3. This showed how to do a read operation, using GetOracleBlob(), and so not applicable to the use-case. (I actually did use this same documentation when adding in my code to read BLOB bytes back out of the database.)
Regarding my earlier review, though, I actually did later find that if you use an odd chunk size, that is when the extra "0" hex byte gets appended in hextoraw. If you split the hex into even chunks less than 32767, you can build a BLOB through dbms_createtemporary() and dbms_lob.append() and then convert that variable's hex to RAW (assigning the variable's content back to itself as RAW), set your database field equal to that variable, and it works fine.
The problem with all this was learning:
1) that there is a 4000 character limit when setting field values, even if they are BLOB/CLOB fields that can store 4 GBs of data! (very odd, to me),
2) the chunk size limit (32767), (very small in comparison to today's file sizes, if you ask me)
3) the bug with using odd-numbered chunk sizes, (why would "hextoraw" try to compensate like this and corrupt the file in the process, instead of just giving an error that there aren't enough bytes to convert it to hex?) and
4) how you have the limit on putting the hex directly into an UPDATE/INSERT query to update/insert to a field, but can use a BLOB variable, append to it in chunks, then set the field equal to that variable without issue -- so why can't you just have the query itself allow the field to be set directly? (makes little sense, to me, how Oracle can't be made to self-divide these chunks - it has to be told to do so with individualized instructions...)
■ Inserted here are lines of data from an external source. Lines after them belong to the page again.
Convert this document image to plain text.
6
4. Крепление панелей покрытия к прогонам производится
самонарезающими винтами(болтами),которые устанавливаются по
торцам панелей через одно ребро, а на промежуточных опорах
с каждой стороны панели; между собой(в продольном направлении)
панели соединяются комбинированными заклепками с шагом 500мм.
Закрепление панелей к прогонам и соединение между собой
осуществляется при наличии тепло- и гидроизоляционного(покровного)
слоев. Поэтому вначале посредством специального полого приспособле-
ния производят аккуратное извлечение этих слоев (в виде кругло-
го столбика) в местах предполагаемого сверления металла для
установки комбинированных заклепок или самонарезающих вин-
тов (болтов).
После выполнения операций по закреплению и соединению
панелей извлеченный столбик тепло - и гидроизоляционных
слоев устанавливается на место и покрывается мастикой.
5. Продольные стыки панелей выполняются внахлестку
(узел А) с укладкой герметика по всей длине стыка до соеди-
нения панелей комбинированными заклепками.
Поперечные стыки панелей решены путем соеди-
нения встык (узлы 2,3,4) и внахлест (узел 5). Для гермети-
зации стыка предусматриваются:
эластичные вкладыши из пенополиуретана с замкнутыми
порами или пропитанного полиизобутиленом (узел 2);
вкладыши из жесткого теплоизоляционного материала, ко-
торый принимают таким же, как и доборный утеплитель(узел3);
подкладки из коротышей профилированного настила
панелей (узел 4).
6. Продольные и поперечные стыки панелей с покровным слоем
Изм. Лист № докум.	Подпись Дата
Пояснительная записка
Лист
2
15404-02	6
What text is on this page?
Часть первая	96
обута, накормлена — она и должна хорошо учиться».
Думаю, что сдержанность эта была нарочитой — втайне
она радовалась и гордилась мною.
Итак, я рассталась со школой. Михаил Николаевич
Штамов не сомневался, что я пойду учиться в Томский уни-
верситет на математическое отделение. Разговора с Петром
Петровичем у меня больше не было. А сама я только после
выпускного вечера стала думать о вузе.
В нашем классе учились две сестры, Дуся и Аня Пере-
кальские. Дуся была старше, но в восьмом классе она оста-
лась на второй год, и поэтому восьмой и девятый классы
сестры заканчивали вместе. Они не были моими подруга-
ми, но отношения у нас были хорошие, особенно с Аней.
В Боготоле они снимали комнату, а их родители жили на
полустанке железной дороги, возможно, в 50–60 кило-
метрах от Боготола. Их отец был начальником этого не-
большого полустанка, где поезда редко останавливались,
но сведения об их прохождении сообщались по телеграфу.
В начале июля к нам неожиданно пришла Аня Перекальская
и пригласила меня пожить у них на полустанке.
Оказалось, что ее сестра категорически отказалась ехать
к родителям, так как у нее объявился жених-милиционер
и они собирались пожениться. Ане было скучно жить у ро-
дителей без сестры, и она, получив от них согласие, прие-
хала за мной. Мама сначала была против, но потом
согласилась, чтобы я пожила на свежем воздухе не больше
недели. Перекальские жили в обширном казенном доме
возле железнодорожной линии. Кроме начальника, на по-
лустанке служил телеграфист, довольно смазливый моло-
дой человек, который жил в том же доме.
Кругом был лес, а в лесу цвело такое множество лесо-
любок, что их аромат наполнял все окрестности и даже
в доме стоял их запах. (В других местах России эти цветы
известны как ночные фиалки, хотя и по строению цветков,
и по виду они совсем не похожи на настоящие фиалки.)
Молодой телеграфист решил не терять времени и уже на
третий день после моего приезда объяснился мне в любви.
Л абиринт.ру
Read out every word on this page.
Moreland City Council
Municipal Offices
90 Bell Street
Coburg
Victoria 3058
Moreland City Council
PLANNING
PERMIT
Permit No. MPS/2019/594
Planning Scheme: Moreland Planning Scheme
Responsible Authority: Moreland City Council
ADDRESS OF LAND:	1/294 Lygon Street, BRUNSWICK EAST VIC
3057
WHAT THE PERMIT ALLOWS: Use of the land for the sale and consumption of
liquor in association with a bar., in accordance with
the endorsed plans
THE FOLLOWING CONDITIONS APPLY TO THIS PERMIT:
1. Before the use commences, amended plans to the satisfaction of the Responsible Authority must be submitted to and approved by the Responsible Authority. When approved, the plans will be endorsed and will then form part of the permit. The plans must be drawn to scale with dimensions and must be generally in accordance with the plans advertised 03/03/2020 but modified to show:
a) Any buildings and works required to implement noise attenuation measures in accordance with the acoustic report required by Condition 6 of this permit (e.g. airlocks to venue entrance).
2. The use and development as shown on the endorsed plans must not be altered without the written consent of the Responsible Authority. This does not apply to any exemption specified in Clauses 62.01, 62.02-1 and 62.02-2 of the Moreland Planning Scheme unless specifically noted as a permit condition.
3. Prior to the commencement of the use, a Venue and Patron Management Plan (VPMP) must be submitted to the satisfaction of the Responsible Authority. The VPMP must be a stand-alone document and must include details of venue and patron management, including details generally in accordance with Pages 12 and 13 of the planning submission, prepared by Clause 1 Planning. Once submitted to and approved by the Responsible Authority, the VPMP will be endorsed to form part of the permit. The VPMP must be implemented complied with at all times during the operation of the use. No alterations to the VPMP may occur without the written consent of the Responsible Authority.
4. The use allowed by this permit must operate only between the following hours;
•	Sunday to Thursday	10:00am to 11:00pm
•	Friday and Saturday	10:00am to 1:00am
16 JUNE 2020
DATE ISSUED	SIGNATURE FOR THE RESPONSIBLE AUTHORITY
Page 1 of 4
Requiring someone to have to build a way to programmatically break apart the hex and append it like this I thought was a little much - like no one at Oracle dreamed there would ever be a use-case for allowing a query to set a field equal to a long set of hex in one swoop - longer than 4000 chars, I mean. And I think the response I got - to use loadfromfile, which doesn't always work, and OracleParameter, for which I'd have to do even more (parsing out the hex from the queries that SHOULD actually work, but can't, due to extremely small size limits, when compared to the 4 GB BLOB limit, or relative size of average files, today), then re-convert the hex to bytes and assign to them, shows that this is the case.